Jesse’s death is a tragedy and my heart goes out to his family and friends. Sadly, in their anger, they place blame on three parties – the book author Richard Dawkins, the Professor who recommended the book to Jesse and the secular public school system.

Instead, they are ignoring the underlying issues that may have led this to happen – after all, a normal healthy person does not commit suicide after reading a book!

I believe that the real factors are:

  • Jesse’s fear of being ostracised or isolated by his family and friends. Would Jesse have been able to discuss the book with his father, a ‘retired military chaplain’, without being shouted at or abused?
  • His sheltered upbringing may have prevented him from being exposed to multiple different belief systems that would have built up his mental ability to deal with uncertainty and doubt.
  • It is also possible that he was suffering from an undiagnosed mental illness like depression or anxiety that he masked by sheltering in his religious observance.

There are a few points in the article which I will also answer:

“One of his friends, and his uncle (they did not know each other) both told me that Jesse called them hours before he took his life and that he had lost all hope because he was convinced that God did not exist, and this book was the cause,” Keith Kilgore told WND.

Religion was clearly a pillar of Jesse’s identity. I can understand why his spirits were broken by a book that convinced him that his religious beliefs were illogical and that his past observance had been a waste of time.

Does this mean that the correct course of action was to kill himself? Of course not! Jesse clearly drew the wrong conclusions from the book. Here are some conclusions that a person of healthy mind could have made:

  • “I was misguided, but it was not my fault – I was brought up that way.”
  • “I am glad I found this out at a young age”
  • “I can live out the rest of my life free of unnecessary restraints”
  • “I can be still be a kind, virtuous person – even more so, as I am now doing what I personally think is right, and not just because I fear the wrath of god”
  • “I will talk this over with my local priest or a counsellor and see what they think”
  • “I can still maintain my relationships with my family and friends by going to church and celebrate religous holidays with them”

He was pretty much an atheist, with no belief in the existence of God (in any form) or an afterlife or even in the concept of right or wrong,” the relative wrote. “I remember him telling me that he thought that murder wasn’t wrong per se, but he would never do it because of the social consequences – that was all there was – just social consequences

Absence of religion does not imply that there is no morality.
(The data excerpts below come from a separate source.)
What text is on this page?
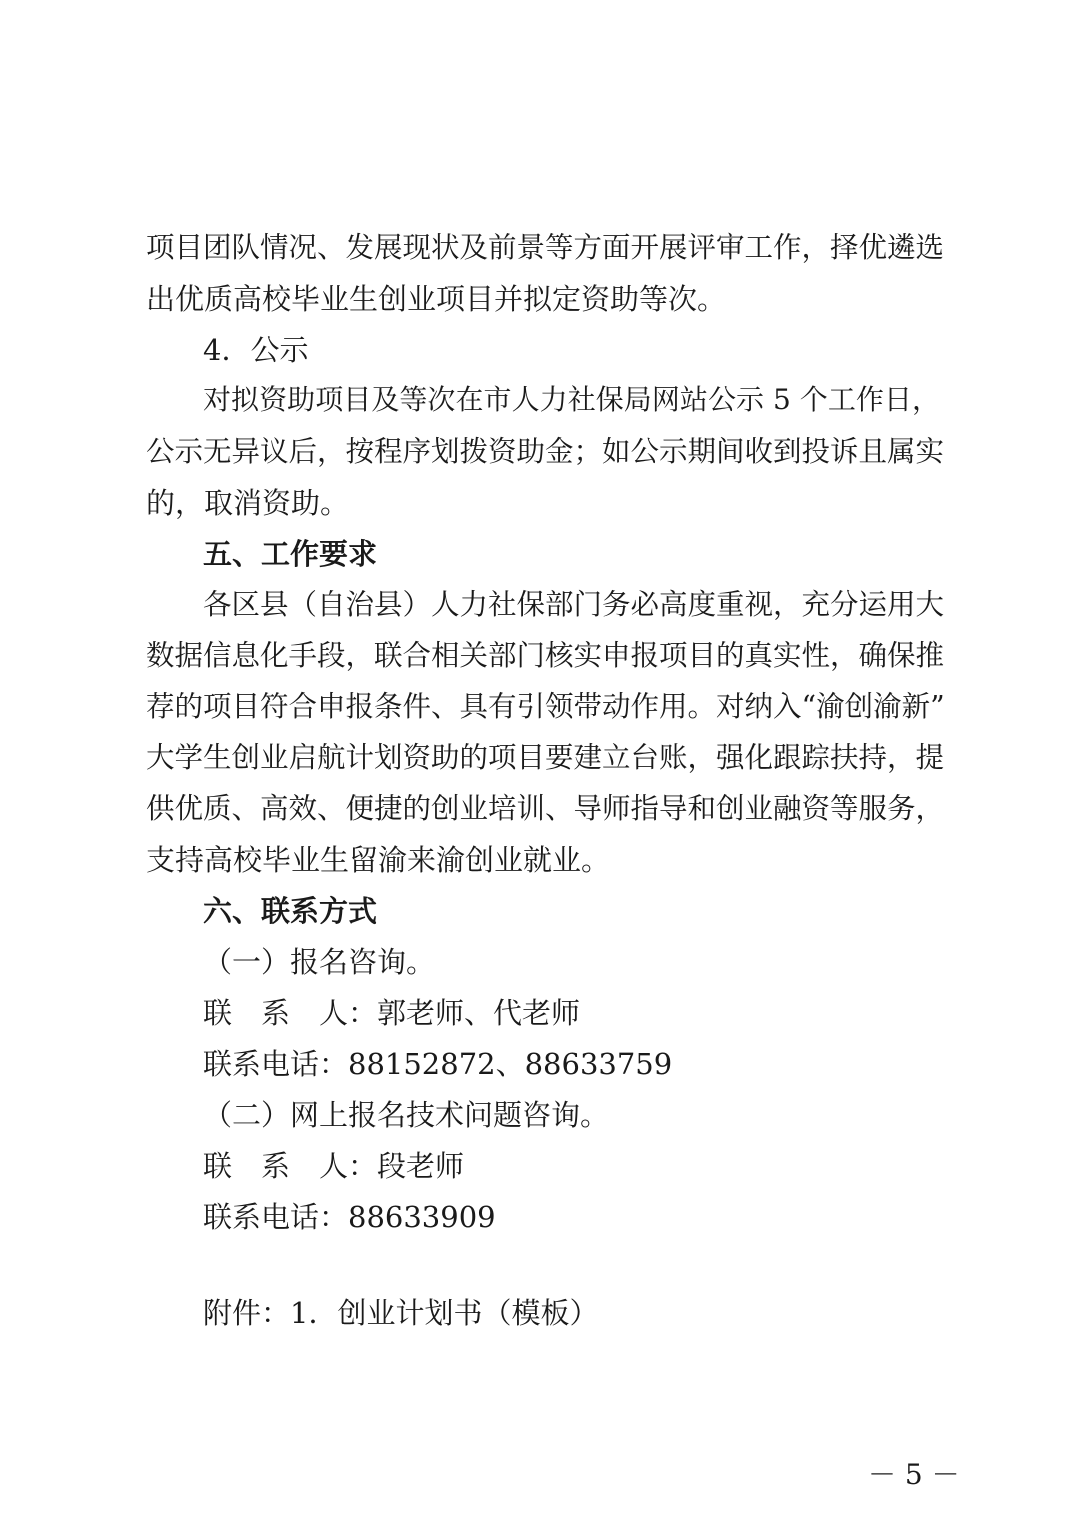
项目团队情况、发展现状及前景等方面开展评审工作，择优遴选

出优质高校毕业生创业项目并拟定资助等次。

4．公示

对拟资助项目及等次在市人力社保局网站公示 5 个工作日，

公示无异议后，按程序划拨资助金；如公示期间收到投诉且属实

的，取消资助。

五、工作要求

各区县（自治县）人力社保部门务必高度重视，充分运用大

数据信息化手段，联合相关部门核实申报项目的真实性，确保推

荐的项目符合申报条件、具有引领带动作用。对纳入“渝创渝新”

大学生创业启航计划资助的项目要建立台账，强化跟踪扶持，提

供优质、高效、便捷的创业培训、导师指导和创业融资等服务，

支持高校毕业生留渝来渝创业就业。

六、联系方式

（一）报名咨询。

联　系　人：郭老师、代老师

联系电话：88152872、88633759

（二）网上报名技术问题咨询。

联　系　人：段老师

联系电话：88633909

附件：1．创业计划书（模板）

－ 5 －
For example, the Golden rule ‘Do unto others as you would have others do unto you’ has a solid logical basis and does not need a god to back it up.

If one reads the Bible (and many other religious texts), there are in fact plenty of examples of religiously sanctioned murder that are considered highly unacceptable and immoral in secular western societies, e.g. the stoning to death of homosexuals, idolaters and others.

“I’m all for academic freedom,” Keith Kilgore said. “What I do have a problem with is if there’s going to be academic freedom, there has to be academic balance.

“They were undermining every moral and spiritual value for my [son],” he said. “They ought to be held accountable.”

He suggested the moral is for Christians simply to abandon public schools wholly.

I’m glad that he supports academic balance – unfortunately in this case the balance came in the form of Richard Dawkin’s book – a large undigestible chunk, too big for Jesse to swallow after being brought up immersed in religious dogma. If he wanted proper balance, it should have happened from a young age.

It is the job of a responsible education system to present truthful information and teach the ability to discern fact from fiction. Moral and ‘spiritual’ values need not be based on falsehood.

During my childhood, I was educated in an Australian public school. On Friday’s, we would have a 1-hr period set aside for religous education, where representatives of various faiths would come in and teach those who followed their respective religions. Why can’t religious schools have a weekly 1hr period where an atheist can put forward their case?

“Here’s another thing,” he continued. “If my son was a professing homosexual, and a professor challenged him to read [a book called] ‘Preventing Homosexuality’… If my son was gay and [the book] made him feel bad, hopeless, and he killed himself, and that came out in the press, there would be an outcry.

“He would have been a victim of a hate crime and the professor would have been forced to undergo sensitivity training, and there may have even been a wrongful death lawsuit.

I find this most amusing. American Christian churches frown upon homosexuality, don’t they? And there are books on preventing homosexuality that are readily available, aren’t there?

In order for a book to be implicated in a hate crime, the book would have to incite readers to illegally discriminate against or mistreat people. Does Dawkin’s book advocate such a view? I haven’t read it, but I don’t think it did.